Wilson closes his laptop and walks quietly to the bedside. “You can do this, House,” he whispers. “You’re strong; you’re stubborn. You don’t like to lose; remember that. You win; that’s who you are. That’s what makes you special—not the leg, not the drugs. Not the miserable attitude. You don’t give up. And people live because of that. People live because you won’t just… give the hell up. Someone said once that the distance between insanity and genius is measured only by success. That makes you a genius by anyone’s definition. But you’re also insane, ya know; you push that distance beyond all reason. You don’t admit failure, not as long as the patient’s still alive.”
Wilson blinks, then brushes impatiently at the sudden moisture that’s blurring his vision. “You’re still alive, House. And what you’ve gotta do is stay alive. That’s all; we’ll do the rest this time. Give us a chance to solve the puzzle. Hey—you’re all about the teaching, right? You’ve taught us—now give us a chance to prove it. And give me a chance to… give me a chance to…. Just gimme a chance, okay?”

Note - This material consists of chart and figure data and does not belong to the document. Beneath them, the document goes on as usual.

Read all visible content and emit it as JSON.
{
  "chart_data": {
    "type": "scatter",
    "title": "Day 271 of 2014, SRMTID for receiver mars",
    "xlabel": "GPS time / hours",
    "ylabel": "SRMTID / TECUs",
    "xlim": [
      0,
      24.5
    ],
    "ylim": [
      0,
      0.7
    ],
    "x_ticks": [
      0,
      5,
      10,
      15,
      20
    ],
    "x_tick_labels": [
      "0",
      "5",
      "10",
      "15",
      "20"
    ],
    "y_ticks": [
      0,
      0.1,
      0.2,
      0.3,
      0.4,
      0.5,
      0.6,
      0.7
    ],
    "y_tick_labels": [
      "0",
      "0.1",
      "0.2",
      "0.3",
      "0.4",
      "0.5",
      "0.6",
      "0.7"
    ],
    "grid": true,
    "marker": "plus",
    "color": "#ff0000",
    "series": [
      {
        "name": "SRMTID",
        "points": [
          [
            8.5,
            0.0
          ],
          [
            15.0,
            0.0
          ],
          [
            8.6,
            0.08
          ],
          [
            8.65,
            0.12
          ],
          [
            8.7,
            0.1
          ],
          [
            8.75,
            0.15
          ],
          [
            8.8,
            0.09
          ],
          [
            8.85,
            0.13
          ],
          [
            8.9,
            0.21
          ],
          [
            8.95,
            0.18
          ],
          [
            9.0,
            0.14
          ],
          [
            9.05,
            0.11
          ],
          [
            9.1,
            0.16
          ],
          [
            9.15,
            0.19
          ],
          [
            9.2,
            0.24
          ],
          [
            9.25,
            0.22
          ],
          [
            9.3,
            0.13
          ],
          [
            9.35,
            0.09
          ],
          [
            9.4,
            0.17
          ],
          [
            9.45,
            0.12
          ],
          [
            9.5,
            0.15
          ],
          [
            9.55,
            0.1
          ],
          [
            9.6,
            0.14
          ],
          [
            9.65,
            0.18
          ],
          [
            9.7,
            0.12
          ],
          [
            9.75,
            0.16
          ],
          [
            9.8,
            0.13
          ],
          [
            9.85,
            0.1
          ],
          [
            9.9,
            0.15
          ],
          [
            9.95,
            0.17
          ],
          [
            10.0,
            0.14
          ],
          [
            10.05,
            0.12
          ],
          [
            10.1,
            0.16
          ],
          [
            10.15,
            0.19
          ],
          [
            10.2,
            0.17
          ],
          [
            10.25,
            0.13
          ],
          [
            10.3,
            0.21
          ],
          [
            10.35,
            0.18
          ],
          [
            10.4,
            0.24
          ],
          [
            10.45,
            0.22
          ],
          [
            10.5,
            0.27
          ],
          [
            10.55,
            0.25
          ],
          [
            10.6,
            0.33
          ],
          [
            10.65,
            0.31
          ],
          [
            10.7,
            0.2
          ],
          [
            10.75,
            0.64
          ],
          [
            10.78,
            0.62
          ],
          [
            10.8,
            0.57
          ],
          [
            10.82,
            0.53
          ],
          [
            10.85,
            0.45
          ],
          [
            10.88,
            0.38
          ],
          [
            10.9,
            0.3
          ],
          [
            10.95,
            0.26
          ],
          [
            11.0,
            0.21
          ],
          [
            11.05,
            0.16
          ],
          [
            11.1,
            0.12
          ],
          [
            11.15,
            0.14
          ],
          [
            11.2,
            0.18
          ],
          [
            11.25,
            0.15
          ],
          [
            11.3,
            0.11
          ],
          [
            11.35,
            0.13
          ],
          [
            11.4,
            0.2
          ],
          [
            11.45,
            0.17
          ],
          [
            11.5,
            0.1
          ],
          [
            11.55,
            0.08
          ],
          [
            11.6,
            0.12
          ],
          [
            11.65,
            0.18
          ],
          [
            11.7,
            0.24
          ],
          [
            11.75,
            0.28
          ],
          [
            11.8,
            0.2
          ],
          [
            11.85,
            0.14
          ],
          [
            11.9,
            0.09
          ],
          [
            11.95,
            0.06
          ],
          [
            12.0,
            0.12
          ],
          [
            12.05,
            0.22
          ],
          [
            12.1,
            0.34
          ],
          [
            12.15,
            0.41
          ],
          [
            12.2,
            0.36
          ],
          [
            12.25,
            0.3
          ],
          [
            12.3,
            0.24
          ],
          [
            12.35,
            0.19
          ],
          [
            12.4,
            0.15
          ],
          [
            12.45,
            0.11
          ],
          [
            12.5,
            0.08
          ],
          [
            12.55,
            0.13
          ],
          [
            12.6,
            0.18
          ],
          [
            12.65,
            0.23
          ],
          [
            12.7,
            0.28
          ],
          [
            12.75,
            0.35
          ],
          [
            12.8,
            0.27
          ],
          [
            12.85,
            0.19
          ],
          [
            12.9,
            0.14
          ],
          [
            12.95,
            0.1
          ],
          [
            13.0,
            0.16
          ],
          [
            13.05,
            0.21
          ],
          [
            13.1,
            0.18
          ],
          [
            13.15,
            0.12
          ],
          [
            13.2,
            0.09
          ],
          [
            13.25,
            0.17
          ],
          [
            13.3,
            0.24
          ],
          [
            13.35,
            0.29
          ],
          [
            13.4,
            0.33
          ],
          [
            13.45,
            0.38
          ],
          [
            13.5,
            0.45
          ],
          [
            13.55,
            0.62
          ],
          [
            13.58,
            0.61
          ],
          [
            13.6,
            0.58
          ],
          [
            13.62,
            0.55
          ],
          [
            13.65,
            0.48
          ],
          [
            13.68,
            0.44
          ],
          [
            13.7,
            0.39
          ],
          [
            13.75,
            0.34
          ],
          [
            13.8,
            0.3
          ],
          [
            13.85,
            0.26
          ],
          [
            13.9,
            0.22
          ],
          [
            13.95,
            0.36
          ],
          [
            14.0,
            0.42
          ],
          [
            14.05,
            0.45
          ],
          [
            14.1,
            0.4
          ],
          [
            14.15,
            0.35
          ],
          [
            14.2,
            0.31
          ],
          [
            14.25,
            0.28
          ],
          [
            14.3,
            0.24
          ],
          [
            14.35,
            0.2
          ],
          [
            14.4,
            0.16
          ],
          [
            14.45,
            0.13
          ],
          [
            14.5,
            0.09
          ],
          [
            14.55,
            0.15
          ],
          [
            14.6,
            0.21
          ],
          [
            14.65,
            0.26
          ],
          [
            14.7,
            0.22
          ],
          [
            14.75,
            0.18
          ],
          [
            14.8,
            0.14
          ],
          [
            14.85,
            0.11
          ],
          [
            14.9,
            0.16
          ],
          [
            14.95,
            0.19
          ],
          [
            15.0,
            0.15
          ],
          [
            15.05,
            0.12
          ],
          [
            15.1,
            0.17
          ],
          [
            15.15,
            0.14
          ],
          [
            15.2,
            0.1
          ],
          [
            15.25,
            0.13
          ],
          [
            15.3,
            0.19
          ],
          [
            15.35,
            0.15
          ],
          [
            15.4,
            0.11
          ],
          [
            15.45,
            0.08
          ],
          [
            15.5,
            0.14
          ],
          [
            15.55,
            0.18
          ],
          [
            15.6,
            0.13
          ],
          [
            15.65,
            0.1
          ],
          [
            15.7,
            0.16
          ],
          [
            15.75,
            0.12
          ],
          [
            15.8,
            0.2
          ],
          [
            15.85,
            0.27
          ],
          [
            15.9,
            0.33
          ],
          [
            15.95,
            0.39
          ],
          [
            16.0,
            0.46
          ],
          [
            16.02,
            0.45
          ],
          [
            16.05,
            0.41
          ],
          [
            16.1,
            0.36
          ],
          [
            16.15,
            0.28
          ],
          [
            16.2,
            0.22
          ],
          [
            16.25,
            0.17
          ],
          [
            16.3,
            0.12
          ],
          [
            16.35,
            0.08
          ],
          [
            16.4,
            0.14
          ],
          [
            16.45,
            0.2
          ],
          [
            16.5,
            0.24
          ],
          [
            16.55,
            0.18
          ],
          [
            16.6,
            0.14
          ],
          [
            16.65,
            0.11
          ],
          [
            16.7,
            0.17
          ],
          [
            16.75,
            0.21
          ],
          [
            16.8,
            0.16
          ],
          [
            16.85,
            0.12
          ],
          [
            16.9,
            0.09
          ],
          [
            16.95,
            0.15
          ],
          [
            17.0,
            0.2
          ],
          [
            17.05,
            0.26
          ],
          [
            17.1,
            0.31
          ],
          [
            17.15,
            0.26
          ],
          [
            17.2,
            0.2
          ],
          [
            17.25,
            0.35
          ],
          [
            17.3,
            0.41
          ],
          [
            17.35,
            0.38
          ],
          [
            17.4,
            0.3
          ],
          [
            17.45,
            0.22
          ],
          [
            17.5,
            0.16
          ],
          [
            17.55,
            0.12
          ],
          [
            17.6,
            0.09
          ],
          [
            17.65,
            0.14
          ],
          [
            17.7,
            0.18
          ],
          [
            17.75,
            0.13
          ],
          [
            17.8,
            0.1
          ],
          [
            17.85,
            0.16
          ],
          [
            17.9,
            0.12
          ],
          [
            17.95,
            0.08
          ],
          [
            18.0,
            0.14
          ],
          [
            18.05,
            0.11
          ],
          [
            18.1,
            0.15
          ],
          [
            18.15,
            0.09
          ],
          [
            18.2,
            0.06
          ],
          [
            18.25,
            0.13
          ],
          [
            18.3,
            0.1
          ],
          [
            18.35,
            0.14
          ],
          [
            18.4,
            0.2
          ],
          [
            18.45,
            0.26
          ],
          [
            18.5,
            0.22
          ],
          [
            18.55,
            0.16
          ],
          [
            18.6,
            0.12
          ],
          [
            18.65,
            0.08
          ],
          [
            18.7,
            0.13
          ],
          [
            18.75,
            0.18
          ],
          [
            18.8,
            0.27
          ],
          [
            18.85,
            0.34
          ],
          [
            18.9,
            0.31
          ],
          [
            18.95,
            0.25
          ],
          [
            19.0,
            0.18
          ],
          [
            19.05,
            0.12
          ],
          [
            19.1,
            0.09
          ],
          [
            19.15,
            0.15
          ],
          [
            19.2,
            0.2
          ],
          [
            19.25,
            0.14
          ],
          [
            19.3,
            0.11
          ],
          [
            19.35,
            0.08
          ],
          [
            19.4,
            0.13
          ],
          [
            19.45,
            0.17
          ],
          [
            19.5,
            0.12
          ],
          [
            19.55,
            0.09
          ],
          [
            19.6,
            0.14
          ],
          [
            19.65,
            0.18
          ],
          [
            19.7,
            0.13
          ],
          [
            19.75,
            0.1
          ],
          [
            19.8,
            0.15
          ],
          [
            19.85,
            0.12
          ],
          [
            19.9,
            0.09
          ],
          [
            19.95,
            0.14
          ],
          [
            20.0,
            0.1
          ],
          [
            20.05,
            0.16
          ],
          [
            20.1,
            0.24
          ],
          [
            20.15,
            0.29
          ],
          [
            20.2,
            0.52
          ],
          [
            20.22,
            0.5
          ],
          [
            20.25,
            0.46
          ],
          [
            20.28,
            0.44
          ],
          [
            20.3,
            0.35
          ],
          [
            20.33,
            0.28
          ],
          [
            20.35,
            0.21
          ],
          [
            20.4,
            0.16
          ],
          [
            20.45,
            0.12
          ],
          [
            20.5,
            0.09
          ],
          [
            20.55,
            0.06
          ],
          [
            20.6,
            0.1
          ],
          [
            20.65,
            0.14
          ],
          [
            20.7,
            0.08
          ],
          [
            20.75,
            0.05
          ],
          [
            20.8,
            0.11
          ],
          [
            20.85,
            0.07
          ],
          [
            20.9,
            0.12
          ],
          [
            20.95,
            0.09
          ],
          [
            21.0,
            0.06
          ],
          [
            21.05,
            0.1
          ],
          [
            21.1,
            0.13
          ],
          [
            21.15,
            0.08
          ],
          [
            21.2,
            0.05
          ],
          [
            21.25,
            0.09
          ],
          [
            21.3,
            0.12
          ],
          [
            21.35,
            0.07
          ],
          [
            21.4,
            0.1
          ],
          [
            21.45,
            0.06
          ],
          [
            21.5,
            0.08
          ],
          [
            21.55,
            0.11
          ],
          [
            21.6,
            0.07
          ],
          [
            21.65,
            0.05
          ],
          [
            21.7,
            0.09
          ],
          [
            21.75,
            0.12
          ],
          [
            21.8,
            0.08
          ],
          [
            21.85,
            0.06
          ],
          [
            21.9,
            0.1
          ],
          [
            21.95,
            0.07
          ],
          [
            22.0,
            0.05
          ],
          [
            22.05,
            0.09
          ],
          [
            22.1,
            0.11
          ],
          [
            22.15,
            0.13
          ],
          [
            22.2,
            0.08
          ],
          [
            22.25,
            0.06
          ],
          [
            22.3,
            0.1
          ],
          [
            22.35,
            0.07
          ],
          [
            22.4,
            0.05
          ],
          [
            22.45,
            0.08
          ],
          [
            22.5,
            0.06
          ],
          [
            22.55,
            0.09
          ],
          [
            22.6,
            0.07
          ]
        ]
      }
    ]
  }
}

House moves restlessly; his heart rate’s climbing, and he moans as he reaches for his right leg. Wilson quickly pushes the button on the PCA, and waits until House’s heart rate has returned to baseline, until the furrow between his eyes is smooth again. Then he takes a moment to do some passive range-of-motion exercises on the leg—House can’t tolerate not being able to move it; makes him cranky. So Wilson’ll do it for him. He continues speaking softly as he works.
“You die on me now, I swear I’ll make you buy your own lunch from here on in. And I’ll… I’ll file all your canes in half.” Wilson’s voice cracks. “Then what’ll you do, you limping twerp?” That pesky dampness on Wilson’s face is really interfering with his vision now. Before he turns away from the bed, he whispers one more word. “Live.”